טכניון מכון טכנולוגי לישראל
הטכניון מכון טכנולוגי לישראל - בית הספר ללימודי מוסמכים  
M.Sc Thesis
M.Sc StudentLevine Nir
SubjectRotting Bandits
DepartmentDepartment of Electrical Engineering
Supervisor Professor Shie Mannor
Full Thesis textFull thesis text - English Version


Abstract

The Multi-Armed Bandits (MAB) framework highlights the trade-off between acquiring new knowledge (Exploration) and leveraging available knowledge (Exploitation), one of the most fundamental trade-offs in stochastic decision theory.

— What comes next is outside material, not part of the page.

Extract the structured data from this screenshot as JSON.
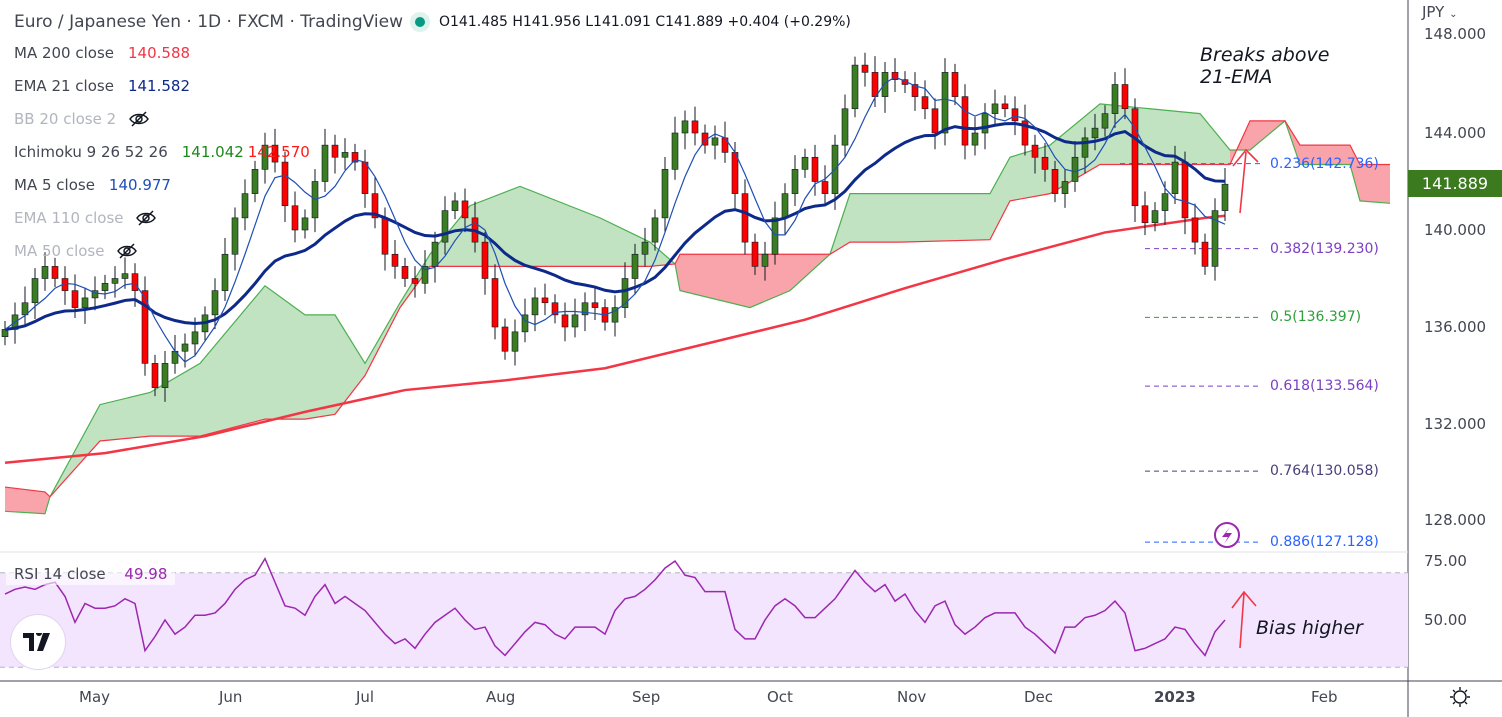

In the classical MAB problem, a decision maker must choose an arm at each time step from a fixed number of arms, upon which she receives a reward. The decision maker's objective is to maximize her cumulative expected reward, or equivalently, minimize her regret over the time horizon. The MAB problem has been studied extensively, specifically under the assumption of the arms' rewards distributions being stationary, or quasi-stationary, over time. We consider a variant of the MAB framework, which we termed Rotting Bandits, where each arm's expected reward decays as a function of the number of times it has been pulled. We are motivated by many real-world scenarios such as online advertising, content recommendation, portfolio management, crowdsourcing, and more. In this thesis we consider two cases of the Rotting Bandits problem: (1) There is no prior knowledge on the expected rewards, and (2) there is prior knowledge that the expected rewards comprised of a constant part and a rotting part which is known to belong to a set of rotting models. We present algorithms, accompanied by simulations, and derive theoretical guarantees.